We then move on to the visualization of the trajectory points generated in the previous piece of code:
1 // Visualize the trajectory points in RViz
2 // Transform the generated poses into a markerArray message that can be visualized by RViz
3 visualization_msgs::MarkerArray ma;
4 ma = tutorial_utilities::createMarkerArray(poses);
5 // Start the publisher for the Rviz Markers
6 ros::Publisher vis_pub = nh.advertise<visualization_msgs::MarkerArray>("visualization_marker_array", 1);
7
8 // Wait for subscriber and publish the markerArray once the subscriber is found.
9 ROS_INFO("Waiting for marker subscribers.");
10 if (waitForSubscribers(vis_pub, ros::Duration(2.0)))
11 {
12 ROS_INFO("Subscriber found, publishing markers.");
13 vis_pub.publish(ma);
14 ros::spinOnce();
15 loop_rate.sleep();
16 }
17 else
18 {
19 ROS_ERROR("No subscribers connected, markers not published");
20 }
Using the createMarkerArray(poses) function, we transform the list of poses into a so-called Marker Array. As its name explains, the marker array contains an array of markers, that can be sent to RViz, on a certain topic that it listens to. RViz will then visualize every marker in the marker array. The marker array is then published, using the same method as in the publishing of the planning scene.

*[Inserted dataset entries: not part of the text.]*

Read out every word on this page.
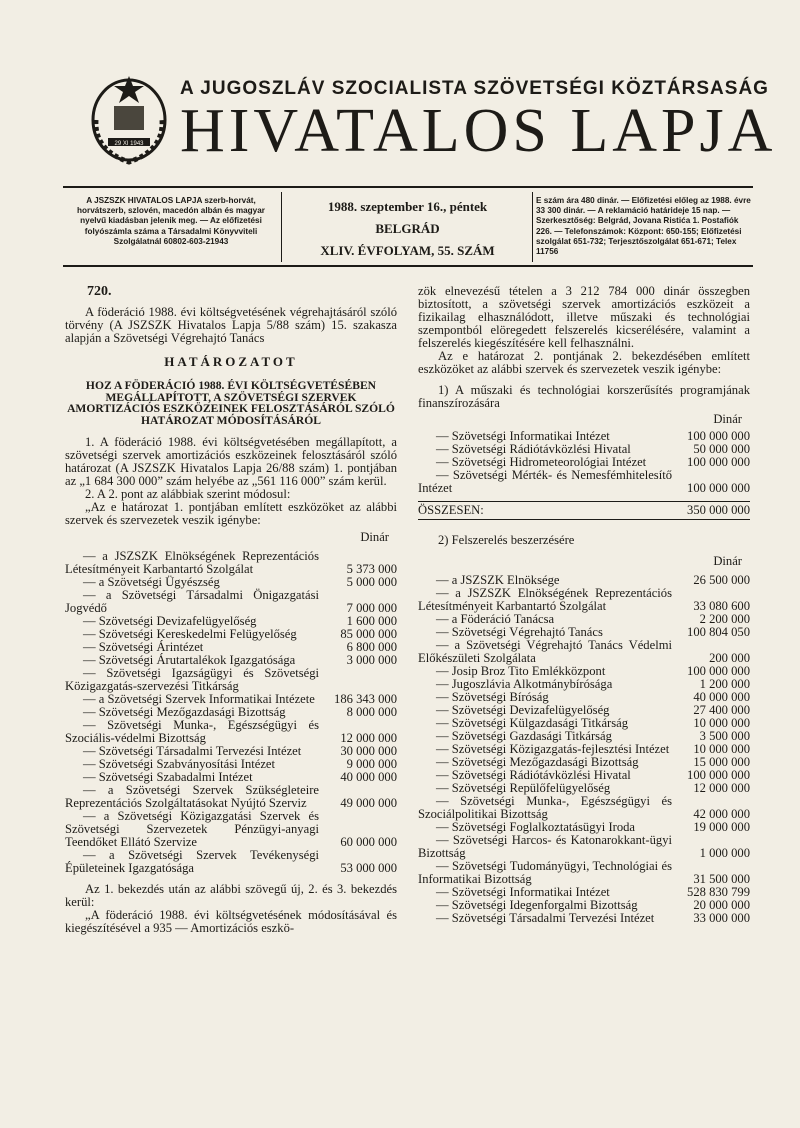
29 XI 1943
A JUGOSZLÁV SZOCIALISTA SZÖVETSÉGI KÖZTÁRSASÁG
HIVATALOS LAPJA
A JSZSZK HIVATALOS LAPJA szerb-horvát, horvátszerb, szlovén, macedón albán és magyar nyelvű kiadásban jelenik meg. — Az előfizetési folyószámla száma a Társadalmi Könyvviteli Szolgálatnál 60802-603-21943
1988. szeptember 16., péntek
BELGRÁD
XLIV. ÉVFOLYAM, 55. SZÁM
E szám ára 480 dinár. — Előfizetési előleg az 1988. évre 33 300 dinár. — A reklamáció határideje 15 nap. — Szerkesztőség: Belgrád, Jovana Ristića 1. Postafiók 226. — Telefonszámok: Központ: 650-155; Előfizetési szolgálat 651-732; Terjesztőszolgálat 651-671; Telex 11756

720.

A föderáció 1988. évi költségvetésének végrehajtásáról szóló törvény (A JSZSZK Hivatalos Lapja 5/88 szám) 15. szakasza alapján a Szövetségi Végrehajtó Tanács

HATÁROZATOT
HOZ A FÖDERÁCIÓ 1988. ÉVI KÖLTSÉGVETÉSÉBEN MEGÁLLAPÍTOTT, A SZÖVETSÉGI SZERVEK AMORTIZÁCIÓS ESZKÖZEINEK FELOSZTÁSÁRÓL SZÓLÓ HATÁROZAT MÓDOSÍTÁSÁRÓL

1. A föderáció 1988. évi költségvetésében megállapított, a szövetségi szervek amortizációs eszközeinek felosztásáról szóló határozat (A JSZSZK Hivatalos Lapja 26/88 szám) 1. pontjában az „1 684 300 000” szám helyébe az „561 116 000” szám kerül.

2. A 2. pont az alábbiak szerint módosul:

„Az e határozat 1. pontjában említett eszközöket az alábbi szervek és szervezetek veszik igénybe:

Dinár
— a JSZSZK Elnökségének Reprezentációs Létesítményeit Karbantartó Szolgálat	5 373 000
— a Szövetségi Ügyészség	5 000 000
— a Szövetségi Társadalmi Önigazgatási Jogvédő	7 000 000
— Szövetségi Devizafelügyelőség	1 600 000
— Szövetségi Kereskedelmi Felügyelőség	85 000 000
— Szövetségi Árintézet	6 800 000
— Szövetségi Árutartalékok Igazgatósága	3 000 000
— Szövetségi Igazságügyi és Szövetségi Közigazgatás-szervezési Titkárság
— a Szövetségi Szervek Informatikai Intézete	186 343 000
— Szövetségi Mezőgazdasági Bizottság	8 000 000
— Szövetségi Munka-, Egészségügyi és Szociális-védelmi Bizottság	12 000 000
— Szövetségi Társadalmi Tervezési Intézet	30 000 000
— Szövetségi Szabványosítási Intézet	9 000 000
— Szövetségi Szabadalmi Intézet	40 000 000
— a Szövetségi Szervek Szükségleteire Reprezentációs Szolgáltatásokat Nyújtó Szerviz	49 000 000
— a Szövetségi Közigazgatási Szervek és Szövetségi Szervezetek Pénzügyi-anyagi Teendőket Ellátó Szervize	60 000 000
— a Szövetségi Szervek Tevékenységi Épületeinek Igazgatósága	53 000 000

Az 1. bekezdés után az alábbi szövegű új, 2. és 3. bekezdés kerül:

„A föderáció 1988. évi költségvetésének módosításával és kiegészítésével a 935 — Amortizációs eszkö-

zök elnevezésű tételen a 3 212 784 000 dinár összegben biztosított, a szövetségi szervek amortizációs eszközeit a fizikailag elhasználódott, illetve műszaki és technológiai szempontból elöregedett felszerelés kicserélésére, valamint a felszerelés kiegészítésére kell felhasználni.

Az e határozat 2. pontjának 2. bekezdésében említett eszközöket az alábbi szervek és szervezetek veszik igénybe:

1) A műszaki és technológiai korszerűsítés programjának finanszírozására

Dinár
— Szövetségi Informatikai Intézet	100 000 000
— Szövetségi Rádiótávközlési Hivatal	50 000 000
— Szövetségi Hidrometeorológiai Intézet	100 000 000
— Szövetségi Mérték- és Nemesfémhitelesítő Intézet	100 000 000
ÖSSZESEN:	350 000 000

2) Felszerelés beszerzésére

Dinár
— a JSZSZK Elnöksége	26 500 000
— a JSZSZK Elnökségének Reprezentációs Létesítményeit Karbantartó Szolgálat	33 080 600
— a Föderáció Tanácsa	2 200 000
— Szövetségi Végrehajtó Tanács	100 804 050
— a Szövetségi Végrehajtó Tanács Védelmi Előkészületi Szolgálata	200 000
— Josip Broz Tito Emlékközpont	100 000 000
— Jugoszlávia Alkotmánybírósága	1 200 000
— Szövetségi Bíróság	40 000 000
— Szövetségi Devizafelügyelőség	27 400 000
— Szövetségi Külgazdasági Titkárság	10 000 000
— Szövetségi Gazdasági Titkárság	3 500 000
— Szövetségi Közigazgatás-fejlesztési Intézet	10 000 000
— Szövetségi Mezőgazdasági Bizottság	15 000 000
— Szövetségi Rádiótávközlési Hivatal	100 000 000
— Szövetségi Repülőfelügyelőség	12 000 000
— Szövetségi Munka-, Egészségügyi és Szociálpolitikai Bizottság	42 000 000
— Szövetségi Foglalkoztatásügyi Iroda	19 000 000
— Szövetségi Harcos- és Katonarokkant-ügyi Bizottság	1 000 000
— Szövetségi Tudományügyi, Technológiai és Informatikai Bizottság	31 500 000
— Szövetségi Informatikai Intézet	528 830 799
— Szövetségi Idegenforgalmi Bizottság	20 000 000
— Szövetségi Társadalmi Tervezési Intézet	33 000 000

The third step is creating a robot model and initializing it correctly. In this tutorial there are two differences compared to the previous one:
The first line, where the robot model is created, a new descartes_moveit::IkFastMoveitStateAdapter is created. We need to use this specific object, because in this case we will use the IKfast solver to calculate the inverse kinematic solutions. This is different than the KDL solver, which is used in the previous tutorial. The IKfast solver seems to be faster, generates more solutions, and is more accurate.
After the model is declared, we turn on the collision detection.
The remaining code is explained in the first tutorial.